Still, it’s rare for any company to pivot away from what has been its bread-and-butter profit engine, much less the industry leader. BlackRock’s business lines in public markets, from its overwhelming iShares ETF line to its fixed-income mutual fund products, manage trillions of dollars, produce billions in revenue each year, and have fundamentally changed the way markets and investors behave.

But Fink wrote that he is eyeing something bigger with BlackRock’s next phase: the “$68 billion investment boom” coming in privately funded infrastructure, the continued explosion of private lending, and eventually, the indexing of private markets.

“In some ways, this moment feels like a bookend to how BlackRock started,” Fink wrote. When the firm was founded 37 years ago, Fink wrote, it changed the asset management industry thanks to its risk management software known as Aladdin. The firm’s ETF business — which manages more than $4 trillion — brought down fees industrywide in both active and passive funds, squeezing asset manager margins in ways they’d never been before.

“Decades from now, we might reflect on 2025 as another pivotal moment, when the financial landscape shifted once again,” he wrote. And it is shifting to the private markets because the 60-40 portfolio that had investors split assets between public equities and bonds will become the 50-30-20 portfolio, with a fifth of capital going “assets like real estate, infrastructure, and private credit,” Fink wrote.

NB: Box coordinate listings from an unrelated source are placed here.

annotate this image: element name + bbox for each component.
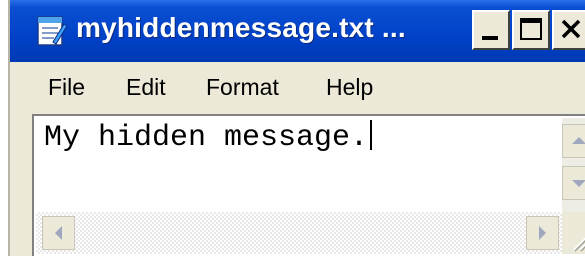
text-caret: [370, 120, 373, 150]
menu-help[interactable]: Help: [326, 74, 373, 101]
minimize-icon: [482, 36, 498, 40]
notepad-window: myhiddenmessage.txt ... File Edit Format…: [8, 0, 585, 256]
vertical-scrollbar[interactable]: [562, 118, 585, 212]
close-icon: [561, 19, 581, 39]
window-title: myhiddenmessage.txt ...: [76, 12, 406, 43]
horizontal-scrollbar[interactable]: [36, 212, 562, 254]
maximize-icon: [520, 18, 542, 40]
maximize-button[interactable]: [512, 10, 550, 50]
close-button[interactable]: [552, 10, 585, 50]
minimize-button[interactable]: [472, 10, 510, 50]
menu-format[interactable]: Format: [206, 74, 279, 101]
menu-file[interactable]: File: [48, 74, 85, 101]
text-editor[interactable]: My hidden message.: [32, 114, 585, 256]
resize-grip-icon: [573, 237, 585, 252]
editor-text-value: My hidden message.: [44, 121, 369, 155]
menu-edit[interactable]: Edit: [126, 74, 166, 101]
editor-content[interactable]: My hidden message.: [44, 120, 373, 155]
arrow-right-icon: [539, 226, 546, 240]
scroll-left-button[interactable]: [42, 216, 75, 250]
arrow-up-icon: [572, 137, 585, 144]
scroll-down-button[interactable]: [562, 166, 585, 200]
arrow-left-icon: [55, 226, 62, 240]
resize-grip[interactable]: [562, 212, 585, 254]
arrow-down-icon: [572, 180, 585, 187]
scroll-up-button[interactable]: [562, 124, 585, 158]
scroll-right-button[interactable]: [526, 216, 559, 250]
notepad-icon: [37, 16, 68, 46]
title-bar[interactable]: myhiddenmessage.txt ...: [10, 0, 585, 62]
menu-bar: File Edit Format Help: [10, 62, 585, 114]
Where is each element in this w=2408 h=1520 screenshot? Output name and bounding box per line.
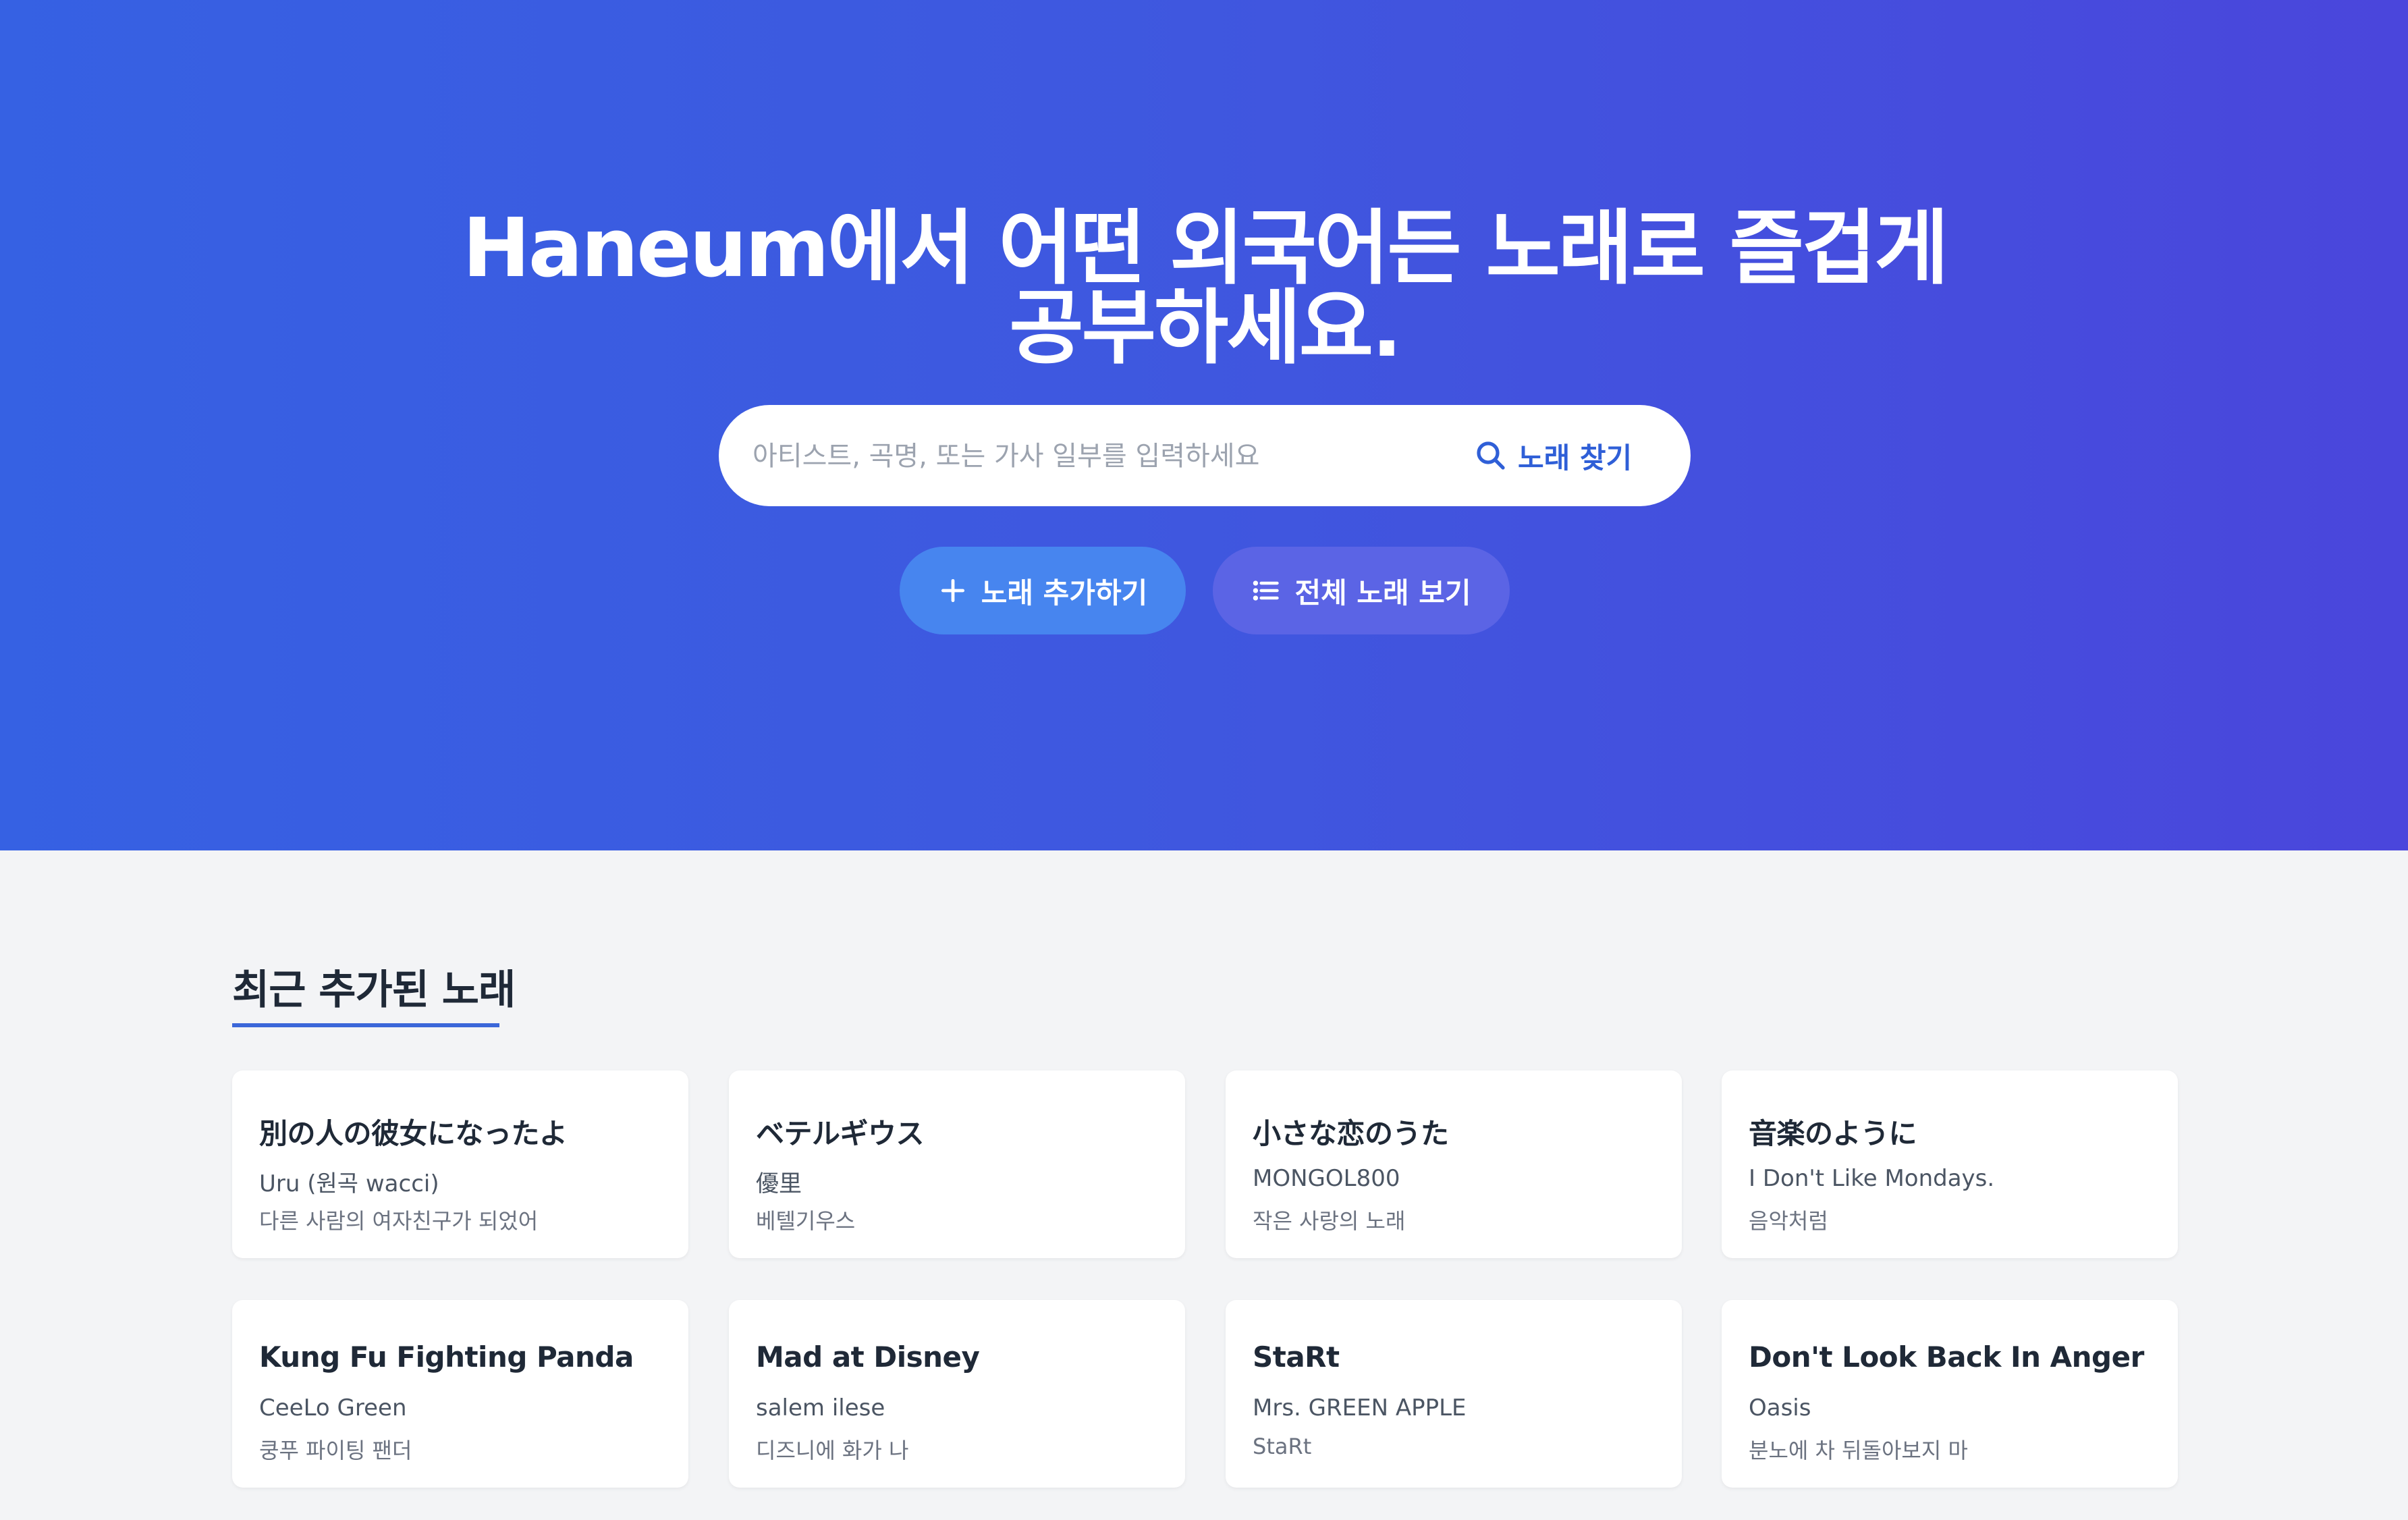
song-artist: CeeLo Green — [259, 1394, 407, 1421]
song-title: Kung Fu Fighting Panda — [259, 1340, 634, 1374]
hero-banner: Haneum에서 어떤 외국어든 노래로 즐겁게 공부하세요. 노래 찾기 노래… — [0, 0, 2408, 850]
song-translation: 음악처럼 — [1749, 1208, 1828, 1234]
song-artist: I Don't Like Mondays. — [1749, 1165, 1995, 1192]
song-card[interactable]: ベテルギウス 優里 베텔기우스 — [729, 1070, 1185, 1258]
song-artist: Uru (원곡 wacci) — [259, 1170, 439, 1197]
song-title: Don't Look Back In Anger — [1749, 1340, 2144, 1374]
song-card[interactable]: Mad at Disney salem ilese 디즈니에 화가 나 — [729, 1300, 1185, 1488]
song-artist: Mrs. GREEN APPLE — [1253, 1394, 1467, 1421]
song-title: 音楽のように — [1749, 1117, 1917, 1150]
search-icon — [1477, 441, 1505, 470]
song-artist: 優里 — [756, 1170, 802, 1197]
heading-underline — [232, 1023, 499, 1027]
song-card[interactable]: 音楽のように I Don't Like Mondays. 음악처럼 — [1722, 1070, 2178, 1258]
song-title: Mad at Disney — [756, 1340, 980, 1374]
search-button[interactable]: 노래 찾기 — [1475, 429, 1664, 482]
hero-title: Haneum에서 어떤 외국어든 노래로 즐겁게 공부하세요. — [462, 202, 1948, 375]
search-input[interactable] — [751, 429, 1429, 483]
song-translation: StaRt — [1253, 1434, 1312, 1459]
view-all-songs-label: 전체 노래 보기 — [1294, 576, 1471, 609]
song-card[interactable]: 別の人の彼女になったよ Uru (원곡 wacci) 다른 사람의 여자친구가 … — [232, 1070, 688, 1258]
recent-songs-heading: 최근 추가된 노래 — [232, 967, 516, 1014]
song-translation: 베텔기우스 — [756, 1208, 856, 1234]
song-title: StaRt — [1253, 1340, 1340, 1374]
song-translation: 분노에 차 뒤돌아보지 마 — [1749, 1438, 1968, 1463]
add-song-label: 노래 추가하기 — [981, 576, 1148, 609]
song-card[interactable]: Don't Look Back In Anger Oasis 분노에 차 뒤돌아… — [1722, 1300, 2178, 1488]
song-title: ベテルギウス — [756, 1117, 925, 1150]
song-translation: 다른 사람의 여자친구가 되었어 — [259, 1208, 539, 1234]
view-all-songs-button[interactable]: 전체 노래 보기 — [1213, 547, 1510, 634]
song-translation: 디즈니에 화가 나 — [756, 1438, 909, 1463]
plus-icon — [941, 578, 964, 603]
song-card[interactable]: StaRt Mrs. GREEN APPLE StaRt — [1226, 1300, 1682, 1488]
song-translation: 쿵푸 파이팅 팬더 — [259, 1438, 412, 1463]
list-icon — [1253, 580, 1280, 601]
song-artist: salem ilese — [756, 1394, 885, 1421]
search-button-label: 노래 찾기 — [1518, 441, 1633, 474]
song-translation: 작은 사랑의 노래 — [1253, 1208, 1406, 1234]
song-card[interactable]: Kung Fu Fighting Panda CeeLo Green 쿵푸 파이… — [232, 1300, 688, 1488]
song-title: 別の人の彼女になったよ — [259, 1117, 568, 1150]
search-bar: 노래 찾기 — [719, 405, 1691, 506]
song-artist: Oasis — [1749, 1394, 1811, 1421]
add-song-button[interactable]: 노래 추가하기 — [900, 547, 1186, 634]
song-title: 小さな恋のうた — [1253, 1117, 1449, 1150]
song-artist: MONGOL800 — [1253, 1165, 1400, 1192]
song-card[interactable]: 小さな恋のうた MONGOL800 작은 사랑의 노래 — [1226, 1070, 1682, 1258]
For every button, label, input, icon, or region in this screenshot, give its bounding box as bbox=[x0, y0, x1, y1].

That type of portfolio for the typical individual investor — the ones not in the upper tiers of the tax bracket, but instead saving for retirement with BlackRock index funds — has been unobtainable, Fink wrote, thanks to high minimums and other restrictions on private-market investing.

“The divide between public and private markets is a tough problem — but it’s solvable. In fact, BlackRock has solved market challenges like this before,” Fink wrote, comparing it to the divide between active and passive investing in the public markets.

“We see an opportunity to do for the public-private market divide what we did for index vs. active,” he said.

While Fink’s letter has some political undertones, addressing wealth disparities and how markets and capitalism have exacerbated them, it does not mention ESG investing or diversity, equity, and inclusion initiatives. Fink was a leading voice on both issues prior to the new US administration, but BlackRock has joined others in the corporate world in toning down past statements.

The manager’s latest annual report reframed its DEI section as “connectivity and inclusivity,” Business Insider previously reported.

Fink, who wrote that he started on Wall Street in the 1970s with “long hair, turquoise jewelry, and the world’s ugliest brown suit,” is nonetheless optimistic despite the political turmoil.

He closed his letter stating that the firm “entered 2025 at our strongest inflection point, and I see greater opportunities ahead for BlackRock, our clients, and our shareholders than ever before.”